Honey keeps indefinitely if kept in airtight containers; meaning it will last forever!
Honey’s ability to attract and hold moisture makes it a useful ingredient in cosmetics including shampoos, lotions, and conditioners. Honey’s natural antibacterial characteristics make it a great ingredient in DIY toiletries.
Each of the more than 300 varieties of honey produced in the United States has its own distinct aroma, flavour, and even colour, all of which are influenced not only by the flowers from which the bees collect nectar, but also by the weather, the time of year, and even the bees’ genetic makeup. And the most well-liked are: Manuka Honey, Blueberry Honey, Buckwheat Honey, Clover Honey, Japanese Bamboo Honey, Knapweed Honey, Amorpha Honey, Linden Honey, Mountain Honey, Meadow Honey, Sage Honey, and Lavender Honey.
The bees store enough honey over the summer to last the colony through the colder months. During the winter, the bees will cluster close to the queen and shiver to generate heat for the hive. Honey is an excellent source of energy because all that shivering uses up a lot of calories.

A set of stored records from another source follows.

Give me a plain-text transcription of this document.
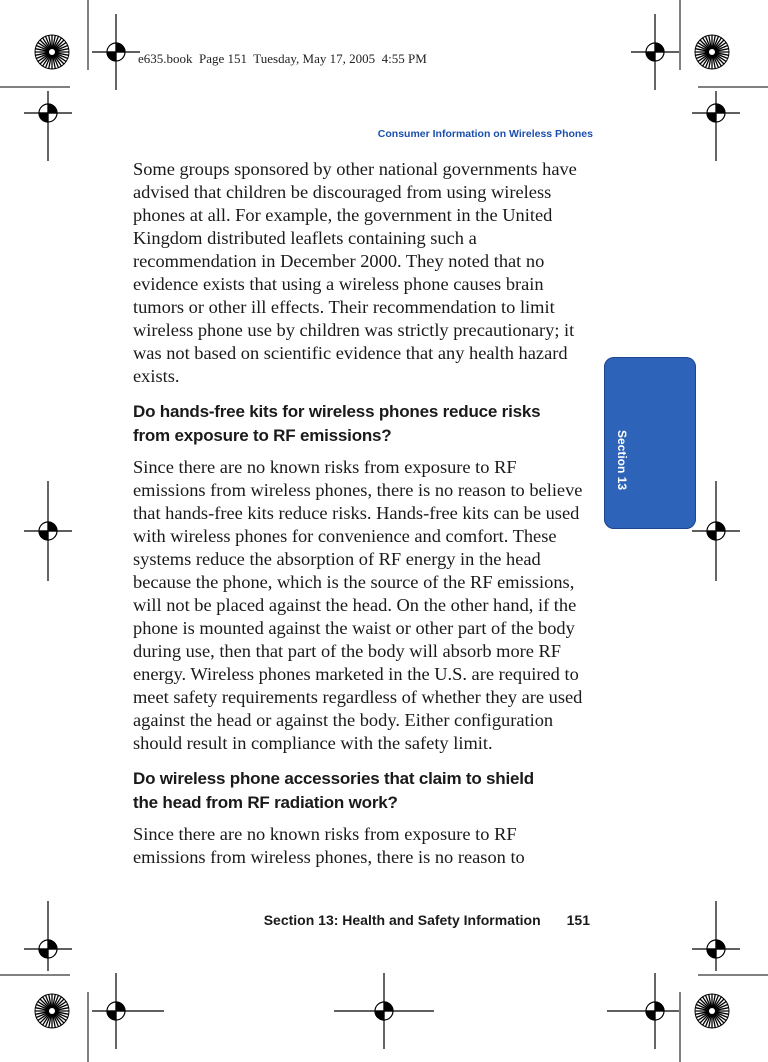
e635.book  Page 151  Tuesday, May 17, 2005  4:55 PM
Consumer Information on Wireless Phones
Section 13

Some groups sponsored by other national governments have advised that children be discouraged from using wireless phones at all. For example, the government in the United Kingdom distributed leaflets containing such a recommendation in December 2000. They noted that no evidence exists that using a wireless phone causes brain tumors or other ill effects. Their recommendation to limit wireless phone use by children was strictly precautionary; it was not based on scientific evidence that any health hazard exists.

Do hands-free kits for wireless phones reduce risks from exposure to RF emissions?

Since there are no known risks from exposure to RF emissions from wireless phones, there is no reason to believe that hands-free kits reduce risks. Hands-free kits can be used with wireless phones for convenience and comfort. These systems reduce the absorption of RF energy in the head because the phone, which is the source of the RF emissions, will not be placed against the head. On the other hand, if the phone is mounted against the waist or other part of the body during use, then that part of the body will absorb more RF energy. Wireless phones marketed in the U.S. are required to meet safety requirements regardless of whether they are used against the head or against the body. Either configuration should result in compliance with the safety limit.

Do wireless phone accessories that claim to shield the head from RF radiation work?

Since there are no known risks from exposure to RF emissions from wireless phones, there is no reason to

Section 13: Health and Safety Information 151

Honey has medicinal uses. Its use as a medicine has been documented all the way back to ancient Mesopotamia. To prevent the spread of infection after a wound or burn, this substance was frequently used as a natural bandage due to its antimicrobial properties. Honey is still utilised as an all-natural remedy for dandruff, stomach ulcers, and even seasonal allergies in the modern era.
A lot of effort was made by honey vendors to get people to buy their product. Some honey sellers began donning “bee beards” in the 1830s (and maybe much earlier) to draw attention to their wares. The bees will cluster on your face as you hold a caged queen bee under your chin. In today’s society, bee beards are more popular than ever. Each year, the Canadian province of Ontario hosts a competition to see who can grow the best bee beard.
Honey is not produced by bees only. Although bees are responsible for the production of the vast majority of honey, there is a species of wasp that also produces honey. The Mexican honey wasp collects pollen from a wide variety of flowers, and while it makes a lot of honey, part of it is deadly.